Further reforms in microfinance are necessary. We should encourage self-help groups, which create a safe avenue for savings (Hashemi et al, 1996; Rajasekhar, 2000), functioning like a small bank, lending money to members. Their positive economic impact is well attested, particularly on indicators such as average net income and employment (Puhazhendi and Satyasai, 2000), while inculcating a banking habit. Banks, however, have mostly failed to recognise their self-interest in promoting SHGs, given the lower information costs of lending to the poor through SGHs, avoiding adverse selection and moral hazard (SPS, 2006). To provide economies of scale, building on this linkage between SHGs and the banking sector is critical with studies (Nair, 2001) in Andhra Pradesh & Tamil Nadu showcasing the way — they have shown that SHGs can become financially viable by forming federations, achieving enormous economies of scale (SPS, 2006).

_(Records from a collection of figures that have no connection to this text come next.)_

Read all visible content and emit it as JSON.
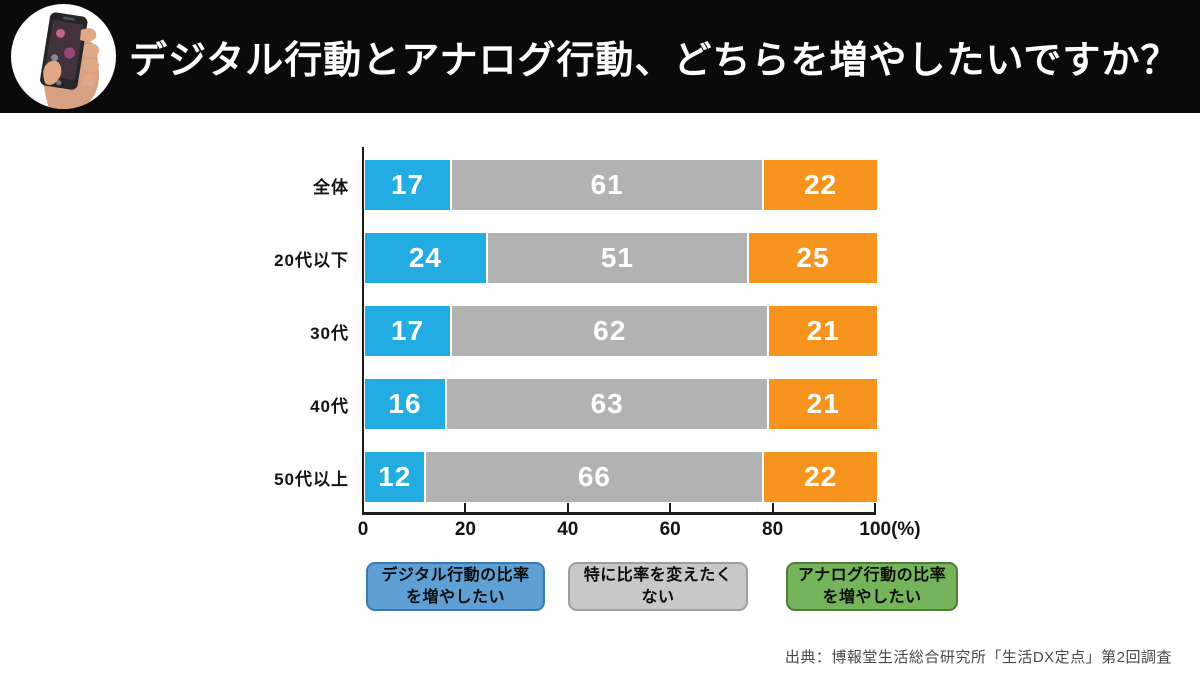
{
  "header": {
    "title": "デジタル行動とアナログ行動、どちらを増やしたいですか？"
  },
  "chart_data": {
    "type": "bar",
    "orientation": "horizontal",
    "stacked": true,
    "title": "デジタル行動とアナログ行動、どちらを増やしたいですか？",
    "xlabel": "",
    "ylabel": "",
    "grid": false,
    "legend_position": "bottom",
    "categories": [
      "全体",
      "20代以下",
      "30代",
      "40代",
      "50代以上"
    ],
    "series": [
      {
        "name": "デジタル行動の比率を増やしたい",
        "color": "#22ACE2",
        "values": [
          17,
          24,
          17,
          16,
          12
        ]
      },
      {
        "name": "特に比率を変えたくない",
        "color": "#B2B2B2",
        "values": [
          61,
          51,
          62,
          63,
          66
        ]
      },
      {
        "name": "アナログ行動の比率を増やしたい",
        "color": "#F7941E",
        "values": [
          22,
          25,
          21,
          21,
          22
        ]
      }
    ],
    "x_axis": {
      "range": [
        0,
        100
      ],
      "ticks": [
        "0",
        "20",
        "40",
        "60",
        "80",
        "100(%)"
      ]
    },
    "legend": [
      {
        "lines": [
          "デジタル行動の比率",
          "を増やしたい"
        ],
        "fill": "#5E9FD4",
        "border": "#3C78B4"
      },
      {
        "lines": [
          "特に比率を変えたく",
          "ない"
        ],
        "fill": "#C8C8C8",
        "border": "#9E9E9E"
      },
      {
        "lines": [
          "アナログ行動の比率",
          "を増やしたい"
        ],
        "fill": "#76B45B",
        "border": "#4F7D36"
      }
    ]
  },
  "source": "出典：博報堂生活総合研究所「生活DX定点」第2回調査"
}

In addition, a regular unconditional basic income, scaled up through pilots, and rolled out slowly and carefully, would be ideal for marginal farmers. Having a regular basic income would help induce rational responses to crisis events (say illness or hunger) instead of forcing them into a vicious cycle of debt. It could even reduce the practice of child labour, with parents encouraged to send their children to schools, transforming villages and leading to a sustained increase in income (Sewa, Unicef, 2014).
The tone of our conversation about addressing farmer loans needs to change as well. India’s fiscal pundits seem to have a rather curious penchant for decrying the offering of any fiscal sops (grants, right to food, loan waivers) offered to farmers, while discounting those offered to the industry. We need to skew our national budget towards agriculture, boosting line items like the Agricultural Demand-Side Management Programme (this seeks to replace existing irrigation pumps with energy-efficient models). We should encourage a long term rural credit policy, offering flexibility for droughts and flooding events. Crop insurance, as proposed by the government, would be a welcome move to institutionalise the habit of insuring against market and weather volatility. Otherwise, the marginal farmer will continue to be born in debt, live through penury and die from such distress.